UKOLN "Publishing A Prospectus" talk given at the "Institutional Web Managment" Workshop


The compilation and publication of a prospectus can be a long-winded process. The generation of an electronic version as an afterthought can mean a substantial delay before potential students can access course information via the Web. Conventionally there are four main stages to the process: collation/updating of the course information from academic departments and services, preparation of the combined text using word-processing/desk-top publishing tools, dispatch of the text for printing, then reverse engineering the text into a Web-deliverable version.

This talk will describe an attempt to re-order the last three stages so that the electronic version becomes available soon after the collation/updating of information. If the text elements of the prospectus are held in a database it becomes possible not only to generate the Web pages "on the fly" but also to devolve the maintenance of the information to the people that provide it.

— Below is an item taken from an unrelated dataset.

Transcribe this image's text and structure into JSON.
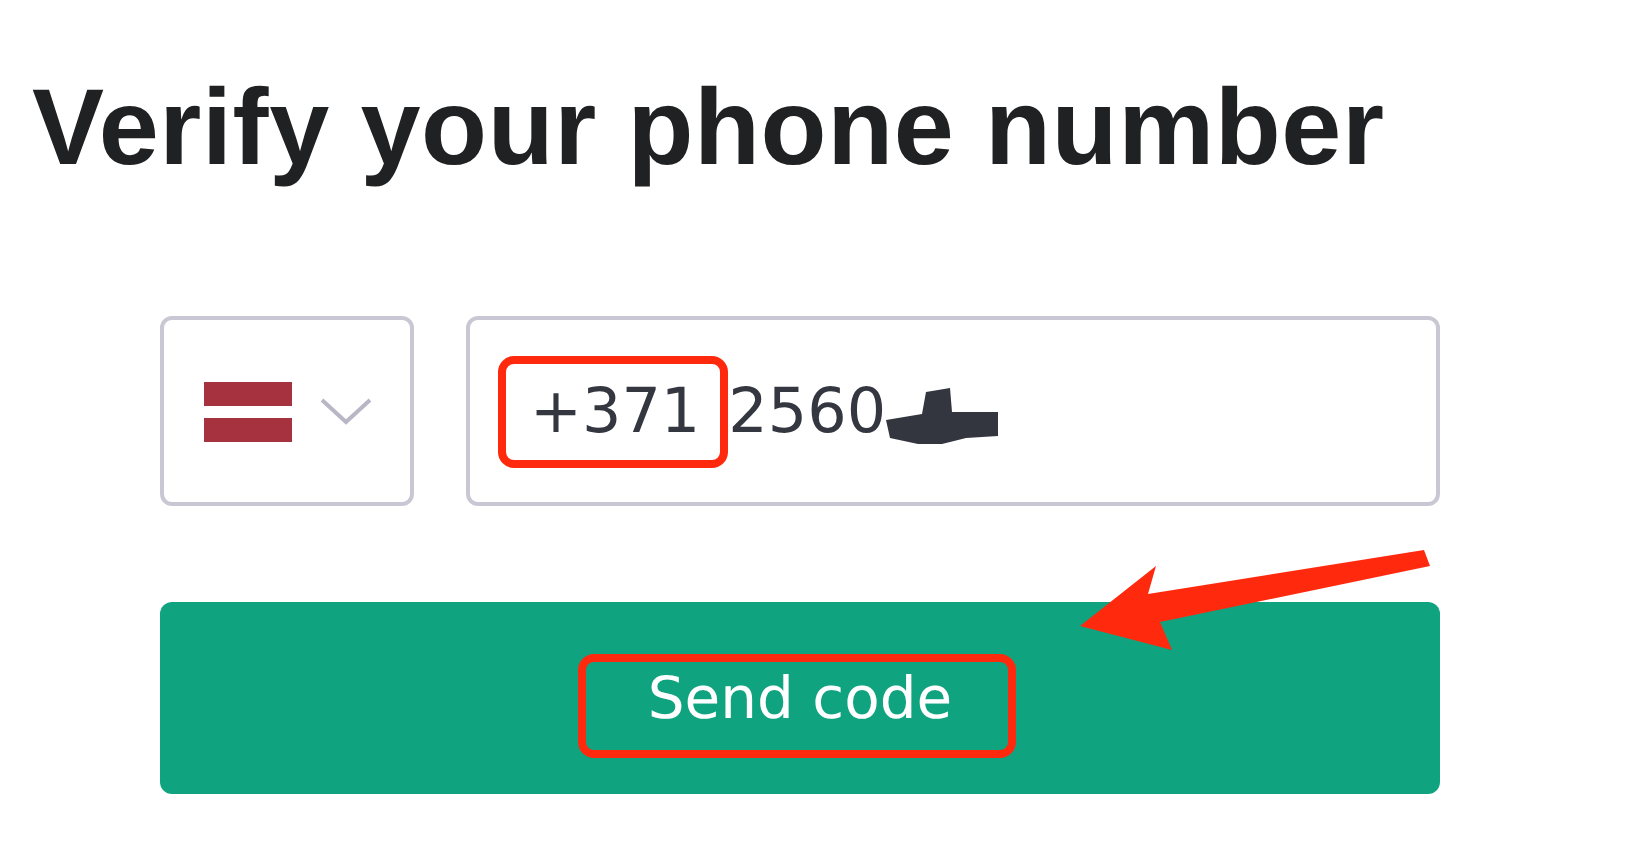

Web form-based interfaces are intuitive to use and familiar to many users (the browser has become an "everyday" application) - they render Web-publishing a more transparent process (no authoring application, no file transfer application, no server directory structure to navigate). Once the text of the prospectus is held in a database then a monolithic document can be easily produced; this can be imported into the desktop publishing tool that is still used to prepare the version to be sent to the printers. Importantly, though, the Web version is already world visible.

[Powerpoint 97 format] - [HTML format]
Hands-on Exercises
[Word 97 format] - [PDF format]

Biographical Details

Between 1986 and 1990 Paul was an Assistant Lecturer in the Department of Earth Sciences at the University of Cambridge. In 1991 he was appointed as Computer Officer in the Department of Earth Sciences, University of Bristol. In 1997 he was the Information Strategy Co-ordinator, University of Bristol.